Née en 1970 à Boulogne-Billancourt, Anna Gavalda est envoyée en pension à l'âge de quatorze ans. Son parcours scolaire est assez classique. D’abord étudiante en hypokhâgne elle poursuit ses études supérieures avec une maîtrise de lettres modernes à la Sorbonne. Durant son cursus scolaire c’est une élève qui aime lire et écrire. Par la suite elle exerce divers petits boulots avant d’envoyer sa candidature à Madame Figaro. Elle cumule ensuite les métiers de chroniqueuse pour le Journal du Dimanche, de professeur de français et d'assistante-vétérinaire.

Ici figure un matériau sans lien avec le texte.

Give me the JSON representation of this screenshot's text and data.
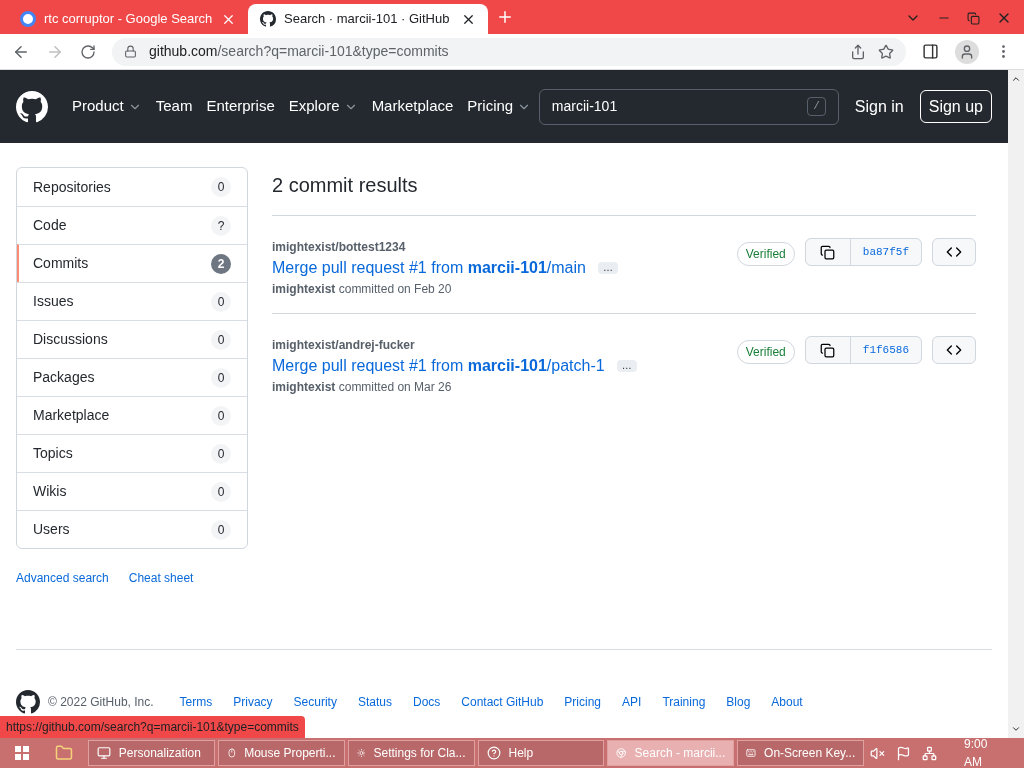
{
  "browser": {
    "tabs": [
      {
        "title": "rtc corruptor - Google Search",
        "selected": false
      },
      {
        "title": "Search · marcii-101 · GitHub",
        "selected": true
      }
    ],
    "url_host": "github.com",
    "url_path": "/search?q=marcii-101&type=commits"
  },
  "header": {
    "nav": [
      {
        "label": "Product",
        "dropdown": true
      },
      {
        "label": "Team",
        "dropdown": false
      },
      {
        "label": "Enterprise",
        "dropdown": false
      },
      {
        "label": "Explore",
        "dropdown": true
      },
      {
        "label": "Marketplace",
        "dropdown": false
      },
      {
        "label": "Pricing",
        "dropdown": true
      }
    ],
    "search_value": "marcii-101",
    "search_key": "/",
    "sign_in": "Sign in",
    "sign_up": "Sign up"
  },
  "sidebar": {
    "items": [
      {
        "label": "Repositories",
        "count": "0",
        "selected": false
      },
      {
        "label": "Code",
        "count": "?",
        "selected": false
      },
      {
        "label": "Commits",
        "count": "2",
        "selected": true
      },
      {
        "label": "Issues",
        "count": "0",
        "selected": false
      },
      {
        "label": "Discussions",
        "count": "0",
        "selected": false
      },
      {
        "label": "Packages",
        "count": "0",
        "selected": false
      },
      {
        "label": "Marketplace",
        "count": "0",
        "selected": false
      },
      {
        "label": "Topics",
        "count": "0",
        "selected": false
      },
      {
        "label": "Wikis",
        "count": "0",
        "selected": false
      },
      {
        "label": "Users",
        "count": "0",
        "selected": false
      }
    ],
    "links": [
      "Advanced search",
      "Cheat sheet"
    ]
  },
  "results": {
    "heading": "2 commit results",
    "commits": [
      {
        "repo": "imightexist/bottest1234",
        "title": "Merge pull request #1 from **marcii-101**/main",
        "more": "…",
        "author": "imightexist",
        "date": "committed on Feb 20",
        "badge": "Verified",
        "sha": "ba87f5f"
      },
      {
        "repo": "imightexist/andrej-fucker",
        "title": "Merge pull request #1 from **marcii-101**/patch-1",
        "more": "…",
        "author": "imightexist",
        "date": "committed on Mar 26",
        "badge": "Verified",
        "sha": "f1f6586"
      }
    ]
  },
  "footer": {
    "copyright": "© 2022 GitHub, Inc.",
    "links": [
      "Terms",
      "Privacy",
      "Security",
      "Status",
      "Docs",
      "Contact GitHub",
      "Pricing",
      "API",
      "Training",
      "Blog",
      "About"
    ]
  },
  "status_url": "https://github.com/search?q=marcii-101&type=commits",
  "taskbar": {
    "items": [
      {
        "label": "Personalization",
        "selected": false
      },
      {
        "label": "Mouse Properti...",
        "selected": false
      },
      {
        "label": "Settings for Cla...",
        "selected": false
      },
      {
        "label": "Help",
        "selected": false
      },
      {
        "label": "Search - marcii...",
        "selected": true
      },
      {
        "label": "On-Screen Key...",
        "selected": false
      }
    ],
    "time": "9:00 AM"
  }
}
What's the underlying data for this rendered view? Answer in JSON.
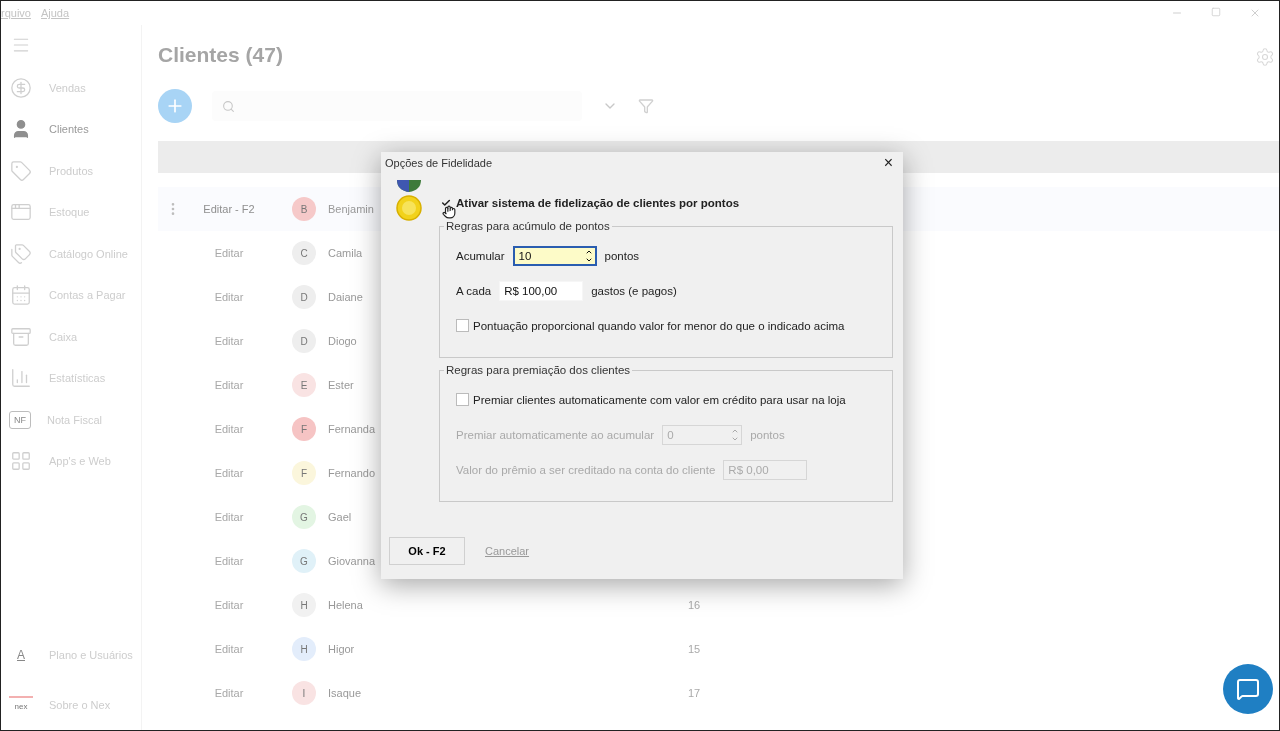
{
  "menu": [
    {
      "label": "rquivo"
    },
    {
      "label": "Ajuda"
    }
  ],
  "sidebar": {
    "items": [
      {
        "label": "Vendas",
        "selected": false
      },
      {
        "label": "Clientes",
        "selected": true
      },
      {
        "label": "Produtos",
        "selected": false
      },
      {
        "label": "Estoque",
        "selected": false
      },
      {
        "label": "Catálogo Online",
        "selected": false
      },
      {
        "label": "Contas a Pagar",
        "selected": false
      },
      {
        "label": "Caixa",
        "selected": false
      },
      {
        "label": "Estatísticas",
        "selected": false
      },
      {
        "label": "Nota Fiscal",
        "icon_text": "NF",
        "selected": false
      },
      {
        "label": "App's e Web",
        "selected": false
      }
    ],
    "bottom_items": [
      {
        "label": "Plano e Usuários",
        "icon_text": "A",
        "selected": false
      },
      {
        "label": "Sobre o Nex",
        "icon_text": "nex",
        "selected": false
      }
    ]
  },
  "page": {
    "title": "Clientes (47)"
  },
  "table": {
    "rows": [
      {
        "action": "Editar - F2",
        "initial": "B",
        "name": "Benjamin",
        "color": "#f6c9c9",
        "selected": true
      },
      {
        "action": "Editar",
        "initial": "C",
        "name": "Camila",
        "color": "#eeeeee",
        "selected": false
      },
      {
        "action": "Editar",
        "initial": "D",
        "name": "Daiane",
        "color": "#eeeeee",
        "selected": false
      },
      {
        "action": "Editar",
        "initial": "D",
        "name": "Diogo",
        "color": "#eeeeee",
        "selected": false
      },
      {
        "action": "Editar",
        "initial": "E",
        "name": "Ester",
        "color": "#f9e3e3",
        "selected": false
      },
      {
        "action": "Editar",
        "initial": "F",
        "name": "Fernanda",
        "color": "#f6c4c4",
        "selected": false
      },
      {
        "action": "Editar",
        "initial": "F",
        "name": "Fernando",
        "color": "#fbf6dc",
        "selected": false
      },
      {
        "action": "Editar",
        "initial": "G",
        "name": "Gael",
        "color": "#e3f5e3",
        "selected": false
      },
      {
        "action": "Editar",
        "initial": "G",
        "name": "Giovanna",
        "color": "#e0f1f8",
        "selected": false
      },
      {
        "action": "Editar",
        "initial": "H",
        "name": "Helena",
        "color": "#f1f1f1",
        "selected": false,
        "count": "16"
      },
      {
        "action": "Editar",
        "initial": "H",
        "name": "Higor",
        "color": "#e3edfb",
        "selected": false,
        "count": "15"
      },
      {
        "action": "Editar",
        "initial": "I",
        "name": "Isaque",
        "color": "#f9e3e3",
        "selected": false,
        "count": "17"
      }
    ]
  },
  "dialog": {
    "title": "Opções de Fidelidade",
    "close": "×",
    "enable": {
      "label": "Ativar sistema de fidelização de clientes por pontos",
      "checked": true
    },
    "groups": [
      {
        "legend": "Regras para acúmulo de pontos",
        "rows": [
          {
            "kind": "spin",
            "label": "Acumular",
            "value": "10",
            "suffix": "pontos",
            "disabled": false,
            "focused": true
          },
          {
            "kind": "field",
            "label": "A cada",
            "value": "R$ 100,00",
            "suffix": "gastos (e pagos)",
            "disabled": false,
            "focused": false
          },
          {
            "kind": "check",
            "label": "Pontuação proporcional quando valor for menor do que o indicado acima",
            "checked": false
          }
        ]
      },
      {
        "legend": "Regras para premiação dos clientes",
        "rows": [
          {
            "kind": "check",
            "label": "Premiar clientes automaticamente com valor em crédito para usar na loja",
            "checked": false
          },
          {
            "kind": "spin",
            "label": "Premiar automaticamente ao acumular",
            "value": "0",
            "suffix": "pontos",
            "disabled": true,
            "focused": false
          },
          {
            "kind": "field",
            "label": "Valor do prêmio a ser creditado na conta do cliente",
            "value": "R$ 0,00",
            "disabled": true,
            "focused": false
          }
        ]
      }
    ],
    "ok": "Ok - F2",
    "cancel": "Cancelar"
  }
}
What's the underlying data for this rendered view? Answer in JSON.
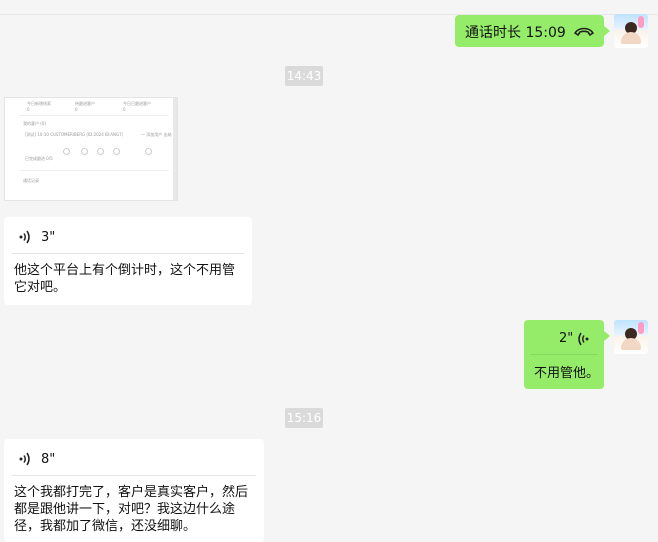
{
  "messages": {
    "call": {
      "label": "通话时长 15:09",
      "icon": "phone-hangup-icon"
    },
    "time1": "14:43",
    "screenshot": {
      "stats": [
        {
          "label": "今日新增线索",
          "value": "0"
        },
        {
          "label": "待跟进客户",
          "value": "0"
        },
        {
          "label": "今日已跟进客户",
          "value": "0"
        }
      ],
      "section1": "我的客户 (0)",
      "row_text": "[测试] 10:10 CUSTOMERIBERG  (ID:2024 IB:ANG7)",
      "row_right": "一 添加用户  出纳",
      "step_label": "已完成跟进 0/5",
      "section2": "通话记录"
    },
    "voice1": {
      "seconds": "3\"",
      "text": "他这个平台上有个倒计时，这个不用管它对吧。"
    },
    "voice_out": {
      "seconds": "2\"",
      "text": "不用管他。"
    },
    "time2": "15:16",
    "voice2": {
      "seconds": "8\"",
      "text": "这个我都打完了，客户是真实客户，然后都是跟他讲一下，对吧？我这边什么途径，我都加了微信，还没细聊。"
    }
  },
  "colors": {
    "bubble_self": "#95ec69",
    "bubble_other": "#ffffff",
    "background": "#f5f5f5"
  }
}
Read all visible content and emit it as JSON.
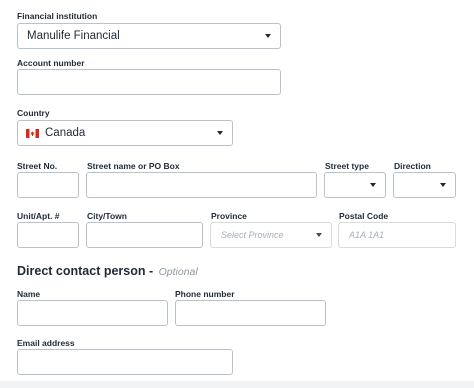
{
  "financial_institution": {
    "label": "Financial institution",
    "value": "Manulife Financial"
  },
  "account_number": {
    "label": "Account number",
    "value": ""
  },
  "country": {
    "label": "Country",
    "value": "Canada",
    "flag_icon": "canada-flag-icon"
  },
  "street_no": {
    "label": "Street No.",
    "value": ""
  },
  "street_name": {
    "label": "Street name or PO Box",
    "value": ""
  },
  "street_type": {
    "label": "Street type",
    "value": ""
  },
  "direction": {
    "label": "Direction",
    "value": ""
  },
  "unit": {
    "label": "Unit/Apt. #",
    "value": ""
  },
  "city": {
    "label": "City/Town",
    "value": ""
  },
  "province": {
    "label": "Province",
    "placeholder": "Select Province"
  },
  "postal_code": {
    "label": "Postal Code",
    "placeholder": "A1A 1A1"
  },
  "contact_section": {
    "title": "Direct contact person",
    "separator": " - ",
    "optional": "Optional"
  },
  "contact_name": {
    "label": "Name",
    "value": ""
  },
  "phone_number": {
    "label": "Phone number",
    "value": ""
  },
  "email_address": {
    "label": "Email address",
    "value": ""
  },
  "colors": {
    "text": "#1f2a37",
    "border": "#b9c2cc",
    "placeholder": "#a7afb8",
    "flag_red": "#d52b1e"
  }
}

Son aventure avec la littérature débute en 1992, année où elle devient lauréate France Inter pour "La Plus Belle Lettre d’amour." Bien qu’elle fait l’unanimité dans de nombreux concours de nouvelles et d’essais, elle ne parvient pas à se faire publier. Après de nombreuses demandes c’est finalement la maison d’édition Le Dilettante qui lui offre sa chance. "Je voudrais que quelqu’un m’attende quelque part", son premier recueil, obtient le Grand Prix RTL-Lire en 2000. Il sera réimprimé douze fois et traduit dans 27 pays. En 2002 paraîtra son premier roman, "Je l'aimais", adapté au cinéma par Zabou Breitman en 2009. Suivront un roman pour adolescents en 2002 et son grand succès, "Ensemble, c'est tout" en 2004, adapté au cinéma par Claude Berri. Au printemps 2008, son éditeur historique annonce la sortie d'un nouveau roman, forcément très attendu suite au succès des précédents, "La Consolante". Le livre narre l'histoire d'un architecte qui décide de changer totalement de vie après la mort d'une femme qu'il a connue enfant. Au même moment Anna Gavalda a annoncé qu'elle se refuserait à toute tournée promotionnel, contrairement aux sorties de ses précédents ouvrages pour lesquels elle avait donné beaucoup de son temps et sacrifié en partie sa vie personnelle. Entre 2004 et 2008, l'auteur a ainsi généré plus de 32 millions d'euros de chiffre d'affaires d'après une étude GfK5. En 2013, elle sort son nouveau roman intitulé "Billie". Aujourd'hui, divorcée avec deux enfants, Anna Gavalda vit à Melun, où elle est documentaliste à mi-temps dans un collège. Elle tient également une chronique pour le magazine Elle.